说完,她身形一闪,像道黑色的影子,瞬间消失在风雪中。
秦淮意抱着玉牌,站在原地发了会儿呆。
怀里的玉牌暖烘烘的,像揣了个小火炉。她吸了吸鼻子,转身跑进屋里,一头扎进那床柔软的锦被里。
“修仙者……我也是修仙者了……”
她把脸埋进枕头里,傻笑着,笑着笑着,那股紧绷了十几年的劲儿一松,眼皮就沉得睁不开了。
……
黑暗。
无边无际的黑暗。
秦淮意猛地睁开眼,发现自己站在一片混沌的虚空中。
“小东西。”
一个戏谑的声音从身后传来。
秦淮意回头,看见一个白衣少年。他背着手,站在离她几步远的地方,脸上挂着笑,可那双眼睛里,却是一片死寂的黑。
“我当你是什么厉害人物,敢一个人溜出城看我和秦楚言的决斗。”少年啧啧两声,摇了摇头,“结果是个连灵气都感应不到的小废物啊。”
秦淮意下意识地后退一步,警惕地盯着他:“你是谁?”
“这里是你的神识空间。”少年像是没听见她的话,自顾自地说道,“也就是说,现在的我们,都是神识。哦对,自我介绍一下,我叫靖天。也就是那个……妖皇靖天。

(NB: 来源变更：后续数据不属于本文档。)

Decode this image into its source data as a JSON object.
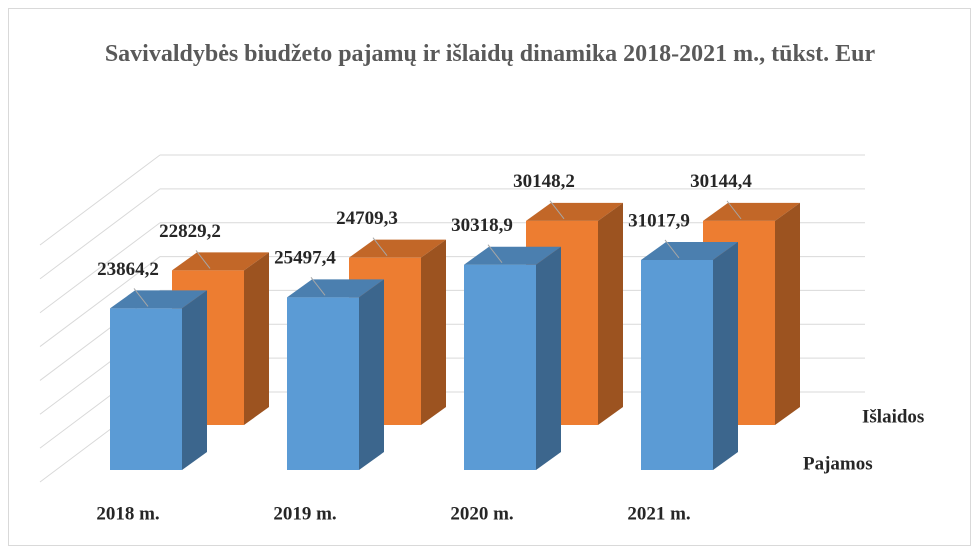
{
  "chart_data": {
    "type": "bar3d",
    "title": "Savivaldybės biudžeto pajamų ir išlaidų dinamika 2018-2021 m., tūkst. Eur",
    "categories": [
      "2018 m.",
      "2019 m.",
      "2020 m.",
      "2021 m."
    ],
    "series": [
      {
        "name": "Pajamos",
        "color": "#5b9bd5",
        "values": [
          23864.2,
          25497.4,
          30318.9,
          31017.9
        ],
        "value_labels": [
          "23864,2",
          "25497,4",
          "30318,9",
          "31017,9"
        ]
      },
      {
        "name": "Išlaidos",
        "color": "#ed7d31",
        "values": [
          22829.2,
          24709.3,
          30148.2,
          30144.4
        ],
        "value_labels": [
          "22829,2",
          "24709,3",
          "30148,2",
          "30144,4"
        ]
      }
    ],
    "ylim": [
      0,
      35000
    ],
    "yticks": [
      0,
      5000,
      10000,
      15000,
      20000,
      25000,
      30000,
      35000
    ],
    "grid": true
  }
}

”
他摊开手,一脸无辜地看着秦淮意:“怎么样?是不是很害怕?”
秦淮意没说话,只是死死盯着他。
“啧,没反应?”靖天似乎有些失望,他凑近了些,那双黑眸里倒映着秦淮意惊恐的脸,“原本我想找个天才宿主的,结果你才是一个三灵根?修炼一辈子也不可能达到元婴的三灵根?气死我了!我还以为我捡到宝了呢!”
三灵根?
秦淮意心里咯噔一下。
难怪……难怪师尊要收她。原来是因为这个。
“看什么看?吾乃妖皇!一界凡人能看见我就乐着吧!”靖天见她盯着自己,似乎有些恼羞成怒,侧过身去,背对着她。

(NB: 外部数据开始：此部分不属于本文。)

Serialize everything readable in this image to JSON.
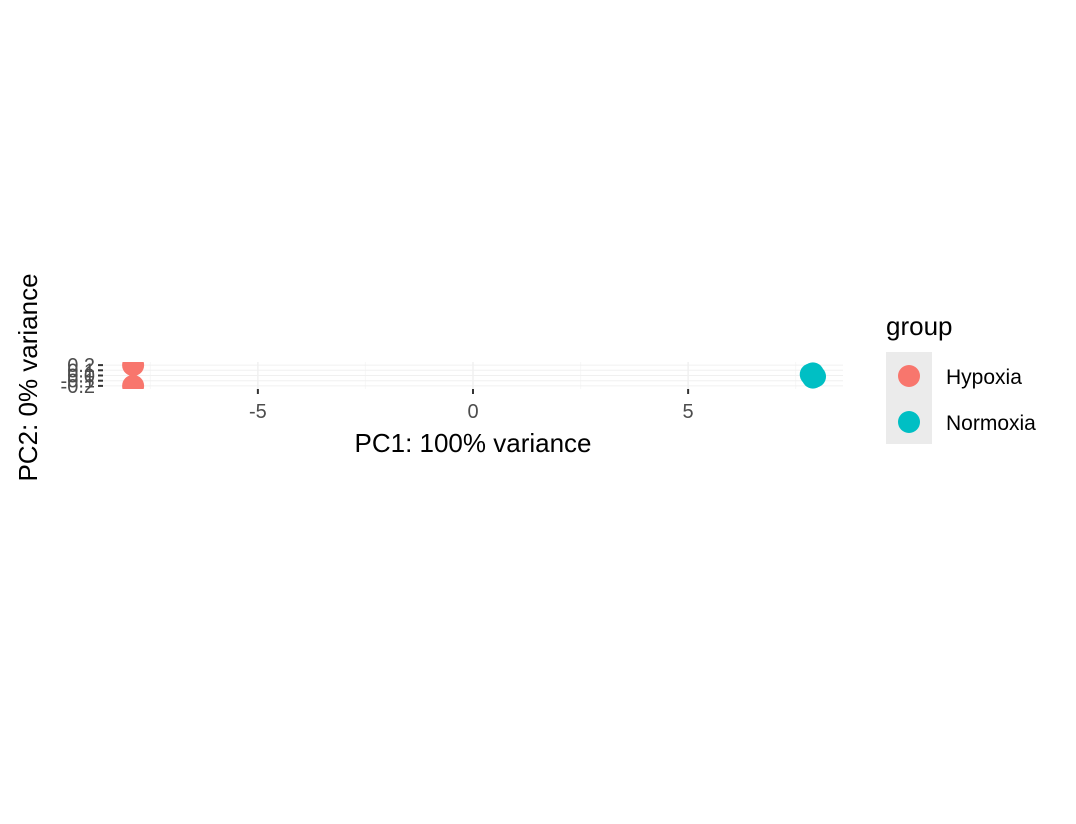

“所以……你让我来这的目的是什么?”秦淮意深吸一口气,强迫自己冷静下来。
“终于步入正题了吗?”
靖天转过身,脸上的戏谑消失了,取而代之的是一种让人心悸的阴冷。
“我想,你一定很想知道吧?”他走到秦淮意身边,伸手拍了拍她的肩膀。那只手冰凉刺骨,像是从地狱里伸出来的。
“因为,你的师尊呀……”
他拖长了音调,嘴角勾起一抹残忍的笑。
“她快死了。”
秦淮意瞳孔骤缩。
“不能,至少现在不能。”靖天像是看穿了她的心思,慢悠悠地说道,“我只能听见你和她的谈话。不过,真是没搞明白,明明掌握不了苍起的力量,却还要和我拼个两败俱伤……我越来越不懂你们人族了。”
“所以……你的目的是什么?为什么会在我的身体里面?”秦淮意又问了一遍,声音有些发颤。

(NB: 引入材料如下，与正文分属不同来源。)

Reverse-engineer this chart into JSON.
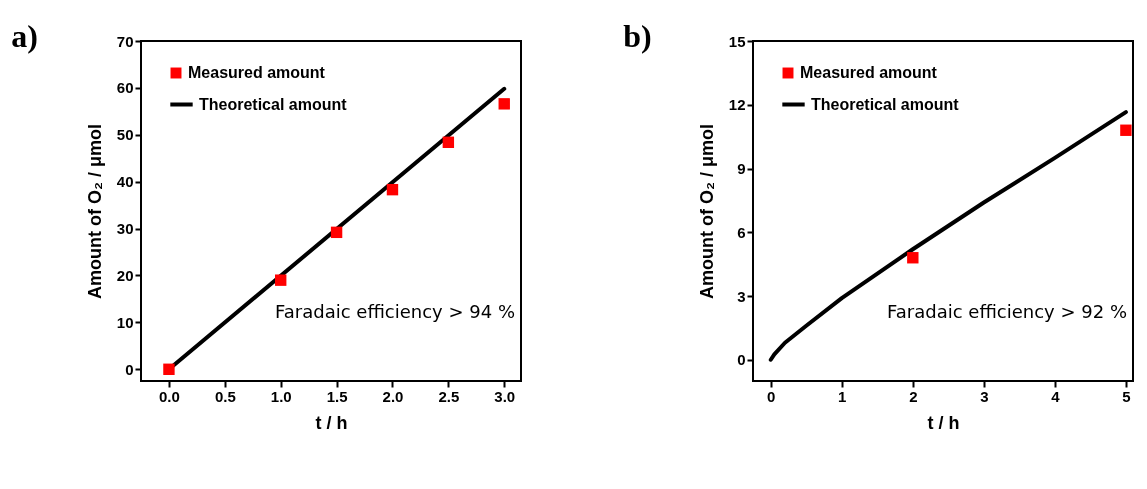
{
  "chart_data": [
    {
      "type": "scatter",
      "title": "a)",
      "xlabel": "t / h",
      "ylabel": "Amount of O₂ / μmol",
      "xlim": [
        -0.25,
        3.15
      ],
      "ylim": [
        -2.5,
        70
      ],
      "xticks": [
        {
          "value": 0,
          "label": "0.0"
        },
        0.5,
        {
          "value": 1,
          "label": "1.0"
        },
        1.5,
        {
          "value": 2,
          "label": "2.0"
        },
        2.5,
        {
          "value": 3,
          "label": "3.0"
        }
      ],
      "yticks": [
        0,
        10,
        20,
        30,
        40,
        50,
        60,
        70
      ],
      "grid": false,
      "legend": "top left",
      "annotations": [
        "Faradaic  efficiency > 94 %"
      ],
      "series": [
        {
          "name": "Measured amount",
          "type": "scatter",
          "marker": "square",
          "color": "#ff0000",
          "x": [
            0,
            1,
            1.5,
            2,
            2.5,
            3
          ],
          "values": [
            0,
            19,
            29.2,
            38.3,
            48.4,
            56.6
          ]
        },
        {
          "name": "Theoretical amount",
          "type": "line",
          "color": "#000000",
          "x": [
            0,
            3
          ],
          "values": [
            0,
            59.8
          ]
        }
      ]
    },
    {
      "type": "scatter",
      "title": "b)",
      "xlabel": "t / h",
      "ylabel": "Amount of O₂ / μmol",
      "xlim": [
        -0.25,
        5.1
      ],
      "ylim": [
        -1,
        15
      ],
      "xticks": [
        0,
        1,
        2,
        3,
        4,
        5
      ],
      "yticks": [
        0,
        3,
        6,
        9,
        12,
        15
      ],
      "grid": false,
      "legend": "top left",
      "annotations": [
        "Faradaic  efficiency > 92 %"
      ],
      "series": [
        {
          "name": "Measured amount",
          "type": "scatter",
          "marker": "square",
          "color": "#ff0000",
          "x": [
            2,
            5
          ],
          "values": [
            4.8,
            10.8
          ]
        },
        {
          "name": "Theoretical amount",
          "type": "line",
          "color": "#000000",
          "x": [
            0,
            0.05,
            0.2,
            0.5,
            1,
            2,
            3,
            4,
            5
          ],
          "values": [
            0,
            0.25,
            0.8,
            1.6,
            2.9,
            5.2,
            7.4,
            9.5,
            11.65
          ]
        }
      ]
    }
  ]
}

“因为……我想复仇,就必须要你强大起来。”靖天凑到她耳边,声音轻得像鬼魅,“所以,我也必须要让这具身体发生质的改变。如果你想变强,想凌驾于法则之上,就听我说的做。”
他笃定地看着秦淮意,像是看着一只已经落入陷阱的猎物。
“你做梦!”
秦淮意咬着牙,从齿缝里挤出这几个字。
“呵。”
靖天脸上的笑容瞬间消失,取而代之的是无尽的冰冷。
“你会来找我的。”
他抬手一挥,一股巨大的力量瞬间将秦淮意的意识推出了识海。
……
“呼——”
秦淮意猛地坐起身,大口大口地喘着粗气。
熟悉的床,熟悉的房间。窗外的雪已经停了,阳光透过窗纸照进来,在地板上投下斑驳的光影。
她还活着。
可刚刚……那是梦,还是真的存在的?
她下意识地摸了摸眉心,那里似乎还残留着符纸的触感。
“师尊……”
她喃喃自语,心里像是被什么东西堵住了,闷得发慌。
如果靖天说的是真的……
如果师尊真的快死了……
那她这个“弟子”,又能做些什么呢?
窗外,一只麻雀扑棱着翅膀飞过,在雪地上留下一串小小的脚印,很快又被风吹来的新雪覆盖了。